Break a Small Piece of My Heart
by Charmian Savill
he recent exhibition at National Museum, Cardiff ‘Silent Explosion: Ivor Davies and Destruction in Art’, and the touring theatre production Smash It Up by Mr and Mrs Clark, both stimulate a contemplation of the past and the future. What is so distinctive is that they place the spectator in a variety of time frames in order to explore the relationship between art and the process of destruction, to experience André Stitt’s notion of ‘art as a hammer’. Both events also give distinctive and oblique angles on political action and activism.

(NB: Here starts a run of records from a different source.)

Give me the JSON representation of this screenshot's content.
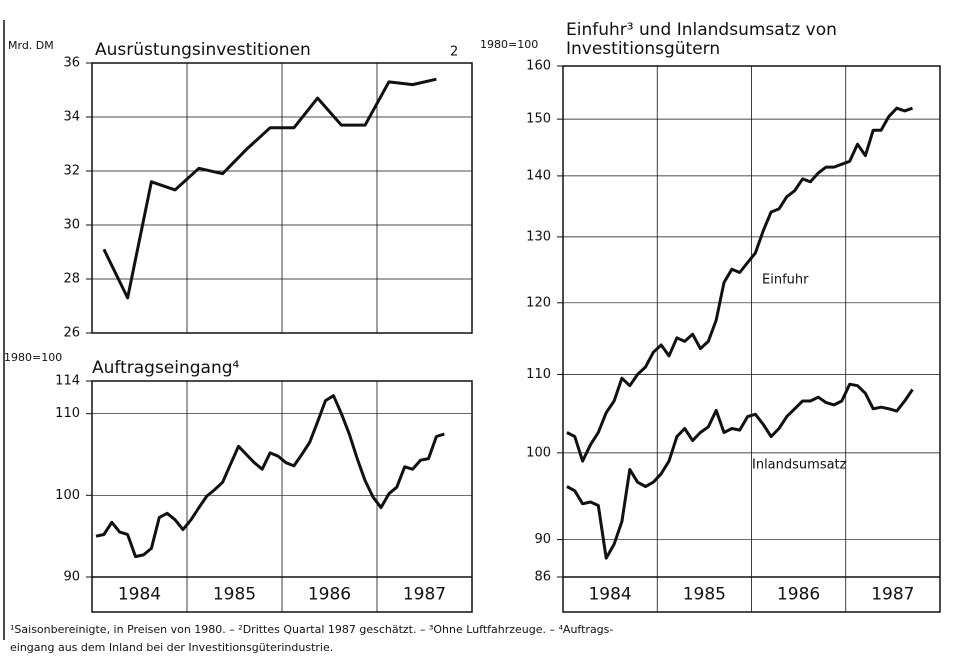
{
  "chart_data": [
    {
      "type": "line",
      "title": "Ausrüstungsinvestitionen",
      "y_label": "Mrd. DM",
      "end_label": "2",
      "categories": [
        null,
        null,
        null,
        null,
        null,
        null,
        null,
        null,
        null,
        null,
        null,
        null,
        null,
        null,
        null,
        null
      ],
      "values": [
        29.1,
        27.3,
        31.6,
        31.3,
        32.1,
        31.9,
        32.8,
        33.6,
        33.6,
        34.7,
        33.7,
        33.7,
        35.3,
        35.2,
        35.4,
        null
      ],
      "color": "#111111",
      "ylim": [
        26,
        36
      ],
      "yticks": [
        26,
        28,
        30,
        32,
        34,
        36
      ],
      "grid": true
    },
    {
      "type": "line",
      "title": "Auftragseingang⁴",
      "y_label": "1980=100",
      "categories": [
        null,
        null,
        null,
        null,
        null,
        null,
        null,
        null,
        null,
        null,
        null,
        null,
        null,
        null,
        null,
        null,
        null,
        null,
        null,
        null,
        null,
        null,
        null,
        null,
        null,
        null,
        null,
        null,
        null,
        null,
        null,
        null,
        null,
        null,
        null,
        null,
        null,
        null,
        null,
        null,
        null,
        null,
        null,
        null,
        null,
        null,
        null,
        null
      ],
      "x_groups": [
        "1984",
        "1985",
        "1986",
        "1987"
      ],
      "values": [
        95.0,
        95.2,
        96.7,
        95.5,
        95.2,
        92.5,
        92.7,
        93.5,
        97.3,
        97.8,
        97.0,
        95.8,
        97.0,
        98.5,
        99.9,
        100.7,
        101.6,
        103.8,
        106.0,
        105.0,
        104.0,
        103.2,
        105.2,
        104.8,
        104.0,
        103.6,
        105.0,
        106.5,
        109.0,
        111.6,
        112.2,
        110.0,
        107.5,
        104.5,
        101.8,
        99.8,
        98.5,
        100.2,
        101.0,
        103.5,
        103.2,
        104.3,
        104.5,
        107.2,
        107.5,
        null,
        null,
        null
      ],
      "color": "#111111",
      "ylim": [
        90,
        114
      ],
      "yticks": [
        90,
        100,
        110,
        114
      ],
      "grid": true
    },
    {
      "type": "line",
      "title": [
        "Einfuhr³ und Inlandsumsatz von",
        "Investitionsgütern"
      ],
      "y_label": "1980=100",
      "categories": [
        null,
        null,
        null,
        null,
        null,
        null,
        null,
        null,
        null,
        null,
        null,
        null,
        null,
        null,
        null,
        null,
        null,
        null,
        null,
        null,
        null,
        null,
        null,
        null,
        null,
        null,
        null,
        null,
        null,
        null,
        null,
        null,
        null,
        null,
        null,
        null,
        null,
        null,
        null,
        null,
        null,
        null,
        null,
        null,
        null,
        null,
        null,
        null
      ],
      "x_groups": [
        "1984",
        "1985",
        "1986",
        "1987"
      ],
      "series": [
        {
          "name": "Einfuhr",
          "color": "#111111",
          "values": [
            102.5,
            102,
            99,
            101,
            102.5,
            105,
            106.5,
            109.5,
            108.5,
            110,
            111,
            113,
            114,
            112.5,
            115,
            114.5,
            115.5,
            113.5,
            114.5,
            117.5,
            123,
            125,
            124.5,
            126,
            127.5,
            131,
            134,
            134.5,
            136.5,
            137.5,
            139.5,
            139,
            140.5,
            141.5,
            141.5,
            142,
            142.5,
            145.5,
            143.5,
            148,
            148,
            150.5,
            152,
            151.5,
            152,
            null,
            null,
            null
          ]
        },
        {
          "name": "Inlandsumsatz",
          "color": "#111111",
          "values": [
            96,
            95.5,
            94,
            94.2,
            93.8,
            88,
            89.5,
            92,
            98,
            96.5,
            96,
            96.5,
            97.5,
            99,
            102,
            103,
            101.5,
            102.5,
            103.2,
            105.3,
            102.5,
            103,
            102.8,
            104.5,
            104.8,
            103.5,
            102,
            103,
            104.5,
            105.5,
            106.5,
            106.5,
            107,
            106.3,
            106,
            106.5,
            108.7,
            108.5,
            107.5,
            105.5,
            105.7,
            105.5,
            105.2,
            106.5,
            108,
            null,
            null,
            null
          ]
        }
      ],
      "ylim": [
        86,
        160
      ],
      "yticks": [
        86,
        90,
        100,
        110,
        120,
        130,
        140,
        150,
        160
      ],
      "log_scale": true,
      "grid": true
    }
  ],
  "footnote": [
    "¹Saisonbereinigte, in Preisen von 1980. – ²Drittes Quartal 1987 geschätzt. – ³Ohne Luftfahrzeuge. – ⁴Auftrags-",
    "eingang aus dem Inland bei der Investitionsgüterindustrie."
  ]
}
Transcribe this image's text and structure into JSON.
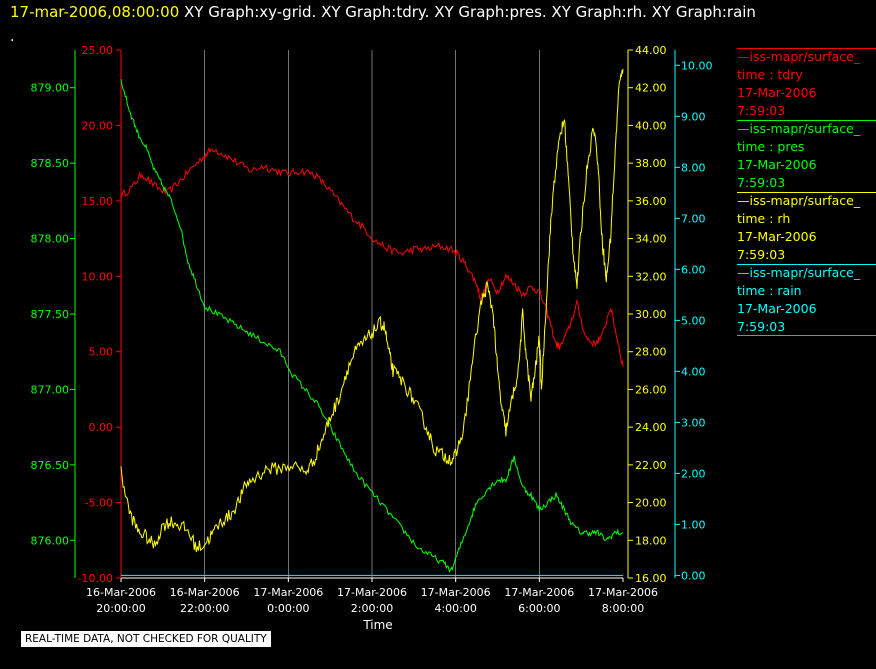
{
  "header": {
    "timestamp": "17-mar-2006,08:00:00",
    "titles": " XY Graph:xy-grid.  XY Graph:tdry.  XY Graph:pres.  XY Graph:rh.  XY Graph:rain"
  },
  "marker": ".",
  "footer": "REAL-TIME DATA, NOT CHECKED FOR QUALITY",
  "colors": {
    "tdry": "#ff0000",
    "pres": "#00ff00",
    "rh": "#ffff00",
    "rain": "#00ffff",
    "grid": "#ffffff"
  },
  "legend": [
    {
      "line": "—iss-mapr/surface_",
      "var": "time : tdry",
      "date": "17-Mar-2006",
      "time": "7:59:03",
      "color": "#ff0000"
    },
    {
      "line": "—iss-mapr/surface_",
      "var": "time : pres",
      "date": "17-Mar-2006",
      "time": "7:59:03",
      "color": "#00ff00"
    },
    {
      "line": "—iss-mapr/surface_",
      "var": "time : rh",
      "date": "17-Mar-2006",
      "time": "7:59:03",
      "color": "#ffff00"
    },
    {
      "line": "—iss-mapr/surface_",
      "var": "time : rain",
      "date": "17-Mar-2006",
      "time": "7:59:03",
      "color": "#00ffff"
    }
  ],
  "chart_data": {
    "type": "line",
    "xlabel": "Time",
    "xlim": [
      0,
      12
    ],
    "x_ticks": [
      {
        "x": 0,
        "date": "16-Mar-2006",
        "time": "20:00:00"
      },
      {
        "x": 2,
        "date": "16-Mar-2006",
        "time": "22:00:00"
      },
      {
        "x": 4,
        "date": "17-Mar-2006",
        "time": "0:00:00"
      },
      {
        "x": 6,
        "date": "17-Mar-2006",
        "time": "2:00:00"
      },
      {
        "x": 8,
        "date": "17-Mar-2006",
        "time": "4:00:00"
      },
      {
        "x": 10,
        "date": "17-Mar-2006",
        "time": "6:00:00"
      },
      {
        "x": 12,
        "date": "17-Mar-2006",
        "time": "8:00:00"
      }
    ],
    "grid": true,
    "axes": {
      "tdry": {
        "range": [
          -10,
          25
        ],
        "ticks": [
          "-10.00",
          "-5.00",
          "0.00",
          "5.00",
          "10.00",
          "15.00",
          "20.00",
          "25.00"
        ],
        "side": "left-inner"
      },
      "pres": {
        "range": [
          875.75,
          879.25
        ],
        "ticks": [
          "876.00",
          "876.50",
          "877.00",
          "877.50",
          "878.00",
          "878.50",
          "879.00"
        ],
        "side": "left-outer"
      },
      "rh": {
        "range": [
          16,
          44
        ],
        "ticks": [
          "16.00",
          "18.00",
          "20.00",
          "22.00",
          "24.00",
          "26.00",
          "28.00",
          "30.00",
          "32.00",
          "34.00",
          "36.00",
          "38.00",
          "40.00",
          "42.00",
          "44.00"
        ],
        "side": "right-inner"
      },
      "rain": {
        "range": [
          -0.05,
          10.3
        ],
        "ticks": [
          "0.00",
          "1.00",
          "2.00",
          "3.00",
          "4.00",
          "5.00",
          "6.00",
          "7.00",
          "8.00",
          "9.00",
          "10.00"
        ],
        "side": "right-outer"
      }
    },
    "series": [
      {
        "key": "tdry",
        "color": "#ff0000",
        "points": [
          [
            0,
            15.3
          ],
          [
            0.3,
            16
          ],
          [
            0.5,
            16.8
          ],
          [
            0.8,
            16
          ],
          [
            1.1,
            15.5
          ],
          [
            1.4,
            16.3
          ],
          [
            1.7,
            17.2
          ],
          [
            2,
            18
          ],
          [
            2.2,
            18.5
          ],
          [
            2.5,
            18
          ],
          [
            2.8,
            17.5
          ],
          [
            3.1,
            17
          ],
          [
            3.4,
            17.3
          ],
          [
            3.7,
            17
          ],
          [
            4,
            16.8
          ],
          [
            4.3,
            17
          ],
          [
            4.6,
            16.8
          ],
          [
            4.9,
            16
          ],
          [
            5.2,
            15
          ],
          [
            5.5,
            14
          ],
          [
            5.8,
            13.2
          ],
          [
            6.1,
            12.3
          ],
          [
            6.4,
            11.8
          ],
          [
            6.7,
            11.5
          ],
          [
            7,
            11.8
          ],
          [
            7.3,
            11.8
          ],
          [
            7.6,
            12
          ],
          [
            7.9,
            11.8
          ],
          [
            8.1,
            11.3
          ],
          [
            8.3,
            10.5
          ],
          [
            8.5,
            9.5
          ],
          [
            8.6,
            8.5
          ],
          [
            8.8,
            9.8
          ],
          [
            9.0,
            9.0
          ],
          [
            9.2,
            10.0
          ],
          [
            9.4,
            9.5
          ],
          [
            9.6,
            8.8
          ],
          [
            9.8,
            9.3
          ],
          [
            10.0,
            9.0
          ],
          [
            10.2,
            7.5
          ],
          [
            10.4,
            5.5
          ],
          [
            10.5,
            5.3
          ],
          [
            10.7,
            6.5
          ],
          [
            10.9,
            8.2
          ],
          [
            11.1,
            6.0
          ],
          [
            11.3,
            5.5
          ],
          [
            11.5,
            6.0
          ],
          [
            11.7,
            8.0
          ],
          [
            11.85,
            6.0
          ],
          [
            12,
            4.0
          ]
        ]
      },
      {
        "key": "pres",
        "color": "#00ff00",
        "points": [
          [
            0,
            879.05
          ],
          [
            0.2,
            878.85
          ],
          [
            0.4,
            878.7
          ],
          [
            0.6,
            878.6
          ],
          [
            0.8,
            878.45
          ],
          [
            1.0,
            878.35
          ],
          [
            1.2,
            878.25
          ],
          [
            1.4,
            878.1
          ],
          [
            1.6,
            877.85
          ],
          [
            1.8,
            877.7
          ],
          [
            2.0,
            877.55
          ],
          [
            2.3,
            877.5
          ],
          [
            2.6,
            877.45
          ],
          [
            2.9,
            877.4
          ],
          [
            3.2,
            877.35
          ],
          [
            3.5,
            877.3
          ],
          [
            3.8,
            877.25
          ],
          [
            4.1,
            877.1
          ],
          [
            4.4,
            877.0
          ],
          [
            4.7,
            876.9
          ],
          [
            5.0,
            876.75
          ],
          [
            5.3,
            876.6
          ],
          [
            5.6,
            876.45
          ],
          [
            5.9,
            876.35
          ],
          [
            6.2,
            876.25
          ],
          [
            6.5,
            876.15
          ],
          [
            6.8,
            876.05
          ],
          [
            7.1,
            875.95
          ],
          [
            7.4,
            875.9
          ],
          [
            7.7,
            875.85
          ],
          [
            7.9,
            875.8
          ],
          [
            8.1,
            875.95
          ],
          [
            8.3,
            876.1
          ],
          [
            8.5,
            876.25
          ],
          [
            8.8,
            876.35
          ],
          [
            9.0,
            876.4
          ],
          [
            9.2,
            876.4
          ],
          [
            9.4,
            876.55
          ],
          [
            9.6,
            876.35
          ],
          [
            9.8,
            876.3
          ],
          [
            10.0,
            876.2
          ],
          [
            10.2,
            876.25
          ],
          [
            10.4,
            876.3
          ],
          [
            10.6,
            876.2
          ],
          [
            10.8,
            876.1
          ],
          [
            11.0,
            876.05
          ],
          [
            11.2,
            876.05
          ],
          [
            11.4,
            876.05
          ],
          [
            11.6,
            876.0
          ],
          [
            11.8,
            876.05
          ],
          [
            12.0,
            876.05
          ]
        ]
      },
      {
        "key": "rh",
        "color": "#ffff00",
        "points": [
          [
            0,
            21.6
          ],
          [
            0.2,
            19.5
          ],
          [
            0.4,
            18.5
          ],
          [
            0.6,
            18.2
          ],
          [
            0.8,
            17.7
          ],
          [
            1.0,
            18.8
          ],
          [
            1.2,
            19.0
          ],
          [
            1.4,
            18.8
          ],
          [
            1.6,
            18.5
          ],
          [
            1.8,
            17.6
          ],
          [
            2.0,
            17.8
          ],
          [
            2.2,
            18.4
          ],
          [
            2.4,
            19.0
          ],
          [
            2.6,
            19.3
          ],
          [
            2.8,
            20.0
          ],
          [
            3.0,
            21.0
          ],
          [
            3.2,
            21.3
          ],
          [
            3.5,
            21.8
          ],
          [
            3.8,
            21.8
          ],
          [
            4.1,
            22.0
          ],
          [
            4.4,
            21.6
          ],
          [
            4.6,
            22.2
          ],
          [
            4.8,
            23.3
          ],
          [
            5.0,
            24.5
          ],
          [
            5.2,
            25.5
          ],
          [
            5.4,
            27.0
          ],
          [
            5.6,
            28.0
          ],
          [
            5.8,
            28.5
          ],
          [
            6.0,
            29.0
          ],
          [
            6.2,
            29.5
          ],
          [
            6.3,
            29.3
          ],
          [
            6.4,
            28.0
          ],
          [
            6.5,
            27.0
          ],
          [
            6.7,
            26.5
          ],
          [
            6.9,
            25.8
          ],
          [
            7.1,
            25.0
          ],
          [
            7.3,
            24.0
          ],
          [
            7.5,
            22.8
          ],
          [
            7.7,
            22.5
          ],
          [
            7.9,
            22.3
          ],
          [
            8.0,
            22.5
          ],
          [
            8.2,
            24.0
          ],
          [
            8.4,
            27.5
          ],
          [
            8.6,
            30.5
          ],
          [
            8.75,
            31.5
          ],
          [
            8.9,
            30.0
          ],
          [
            9.0,
            27.0
          ],
          [
            9.1,
            25.0
          ],
          [
            9.2,
            23.8
          ],
          [
            9.35,
            25.5
          ],
          [
            9.5,
            27.0
          ],
          [
            9.6,
            30.0
          ],
          [
            9.7,
            27.5
          ],
          [
            9.8,
            25.5
          ],
          [
            9.9,
            27.0
          ],
          [
            10.0,
            28.8
          ],
          [
            10.05,
            26.0
          ],
          [
            10.15,
            30.0
          ],
          [
            10.25,
            34.0
          ],
          [
            10.35,
            37.0
          ],
          [
            10.5,
            39.5
          ],
          [
            10.6,
            40.3
          ],
          [
            10.7,
            37.0
          ],
          [
            10.8,
            33.5
          ],
          [
            10.9,
            31.5
          ],
          [
            11.0,
            34.5
          ],
          [
            11.15,
            38.0
          ],
          [
            11.3,
            40.0
          ],
          [
            11.4,
            38.0
          ],
          [
            11.5,
            34.0
          ],
          [
            11.6,
            31.8
          ],
          [
            11.7,
            34.0
          ],
          [
            11.8,
            38.0
          ],
          [
            11.9,
            42.0
          ],
          [
            12.0,
            43.0
          ]
        ]
      },
      {
        "key": "rain",
        "color": "#00ffff",
        "points": [
          [
            0,
            0.0
          ],
          [
            12,
            0.0
          ]
        ]
      }
    ]
  }
}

The ‘Silent Explosion’ exhibition catalogues its contents as: ‘Preservations from the past, writings, relics, fragments, half-lost objects, personal and ancestral memory…’1 and spans the career of Ivor Davies from his childhood drawings from the second world war to the present day, and include an extensive archive of materials such as letters, newspaper clippings and images of his performances, as well as his artworks themselves. A number of his installations and performances pioneered the use of actual explosives. The objects in the exhibition (both artworks and artefacts) demonstrate a slow disintegration and mutation due to various natural processes and elements, such as ageing, water and fire, into a decayed state which allows a more imaginative assimilation for the spectator than engaging with intact material, and provokes different ideas.